In particular, potential risk factors that were not explored include: endogenous hormone exposure,14,15,16 physical activity,13,17,18,19 exposure to environmental tobacco smoke,20,21,22,23,24 occupational exposure to night shift work,12,25-34 medical conditions and treatments: use of digoxin,12,35-37 diabetes and use of metformin/pioglitazone,38-44 autoimmune thyroiditis,45 use of biphosphonates to treat low bone mineral density,46 use of aspirin or other non-steroidal anti-inflammatory drugs.47-50
Nevertheless, a possible explanation of our miscellaneous results might be reflected by a key statistic fact of breast cancer. Notably the age-standardized incidence rates for breast cancer in Greece, along with Bosnia Herzegovina, are the lowest in Europe.51 This variation, in distinction to other countries, may reflect different prevalence of risk and/or protective factors, since European countries almost certainly use similar, standardized diagnostic tests and screening methods. Since most risk factors were found to have no significant effect in breast cancer development, a special protective factor may account at least in part for our miscellaneous results. One specific characteristic of Greek women may be adherence to the Mediterranean diet. It is widely accepted that diet plays an important role in breast cancer prevention or progression and that dietary modification can induce beneficial effects against breast cancer.52-57
Unfortunately the dietary pattern was not investigated in the current report. This proved to be an important weakness of our study, since diet is a modifiable factor, which could be used as a protective choice.

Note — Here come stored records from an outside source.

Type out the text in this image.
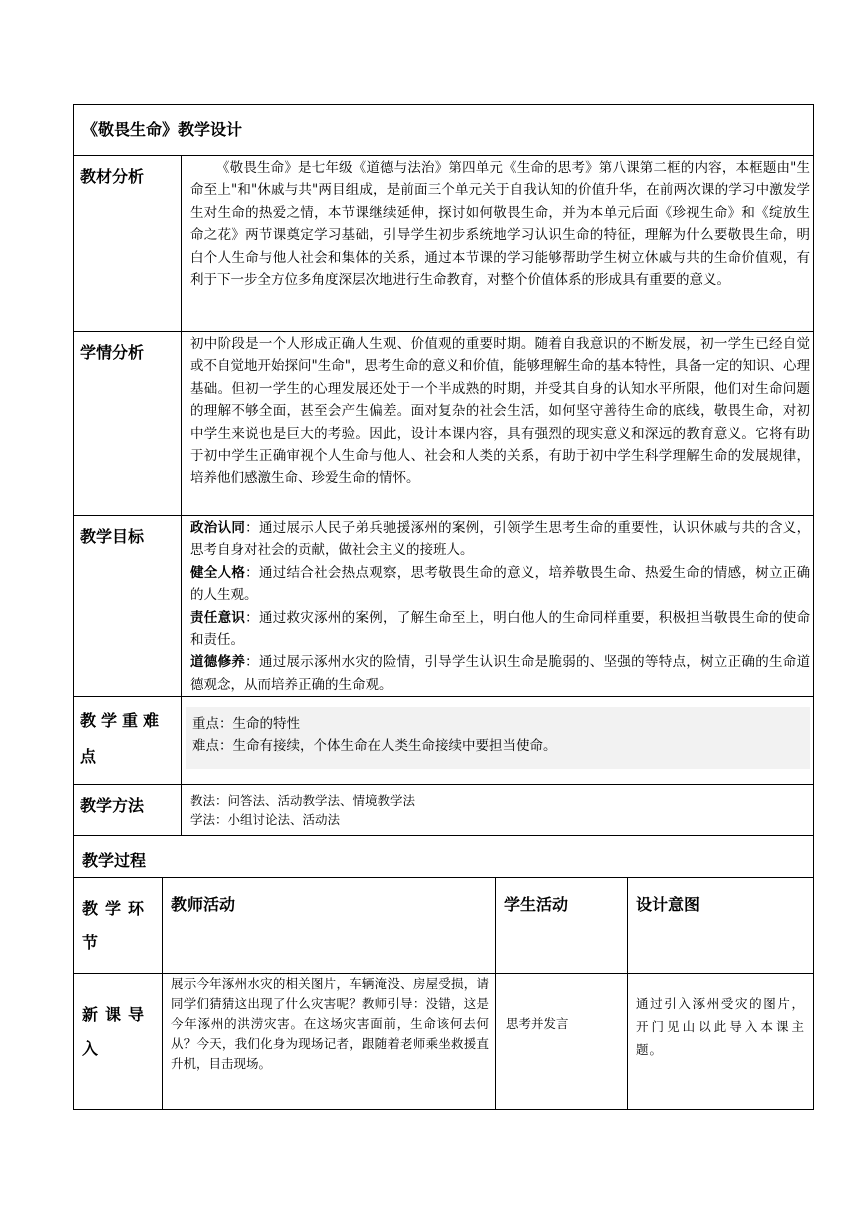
《敬畏生命》教学设计				
教材分析		《敬畏生命》是七年级《道德与法治》第四单元《生命的思考》第八课第二框的内容，本框题由"生命至上"和"休戚与共"两目组成，是前面三个单元关于自我认知的价值升华，在前两次课的学习中激发学生对生命的热爱之情，本节课继续延伸，探讨如何敬畏生命，并为本单元后面《珍视生命》和《绽放生命之花》两节课奠定学习基础，引导学生初步系统地学习认识生命的特征，理解为什么要敬畏生命，明白个人生命与他人社会和集体的关系，通过本节课的学习能够帮助学生树立休戚与共的生命价值观，有利于下一步全方位多角度深层次地进行生命教育，对整个价值体系的形成具有重要的意义。		
学情分析		初中阶段是一个人形成正确人生观、价值观的重要时期。随着自我意识的不断发展，初一学生已经自觉或不自觉地开始探问"生命"，思考生命的意义和价值，能够理解生命的基本特性，具备一定的知识、心理基础。但初一学生的心理发展还处于一个半成熟的时期，并受其自身的认知水平所限，他们对生命问题的理解不够全面，甚至会产生偏差。面对复杂的社会生活，如何坚守善待生命的底线，敬畏生命，对初中学生来说也是巨大的考验。因此，设计本课内容，具有强烈的现实意义和深远的教育意义。它将有助于初中学生正确审视个人生命与他人、社会和人类的关系，有助于初中学生科学理解生命的发展规律，培养他们感激生命、珍爱生命的情怀。		
教学目标		政治认同：通过展示人民子弟兵驰援涿州的案例，引领学生思考生命的重要性，认识休戚与共的含义，思考自身对社会的贡献，做社会主义的接班人。
健全人格：通过结合社会热点观察，思考敬畏生命的意义，培养敬畏生命、热爱生命的情感，树立正确的人生观。
责任意识：通过救灾涿州的案例，了解生命至上，明白他人的生命同样重要，积极担当敬畏生命的使命和责任。
道德修养：通过展示涿州水灾的险情，引导学生认识生命是脆弱的、坚强的等特点，树立正确的生命道德观念，从而培养正确的生命观。		

教学重难点		重点：生命的特性
难点：生命有接续，个体生命在人类生命接续中要担当使命。		

教学方法		教法：问答法、活动教学法、情境教学法
学法：小组讨论法、活动法		

教学过程				
教学环节	教师活动		学生活动	设计意图
新课导入	展示今年涿州水灾的相关图片，车辆淹没、房屋受损，请同学们猜猜这出现了什么灾害呢？教师引导：没错，这是今年涿州的洪涝灾害。在这场灾害面前，生命该何去何从？今天，我们化身为现场记者，跟随着老师乘坐救援直升机，目击现场。		思考并发言	通过引入涿州受灾的图片，开门见山以此导入本课主题。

However, a future research suggestion arises out of the research limitations that we have identified in our own critical assessment.
Although certain factors are considered to be key factors in the development of breast cancer, we could not find any statistical relationship between these factors and risk of breast cancer, except for age at first live birth.
Our miscellaneous results may be due to specific characteristics of our study population. Further studies are required to test the consistency of our findings in larger sample sizes and hopefully in other study populations.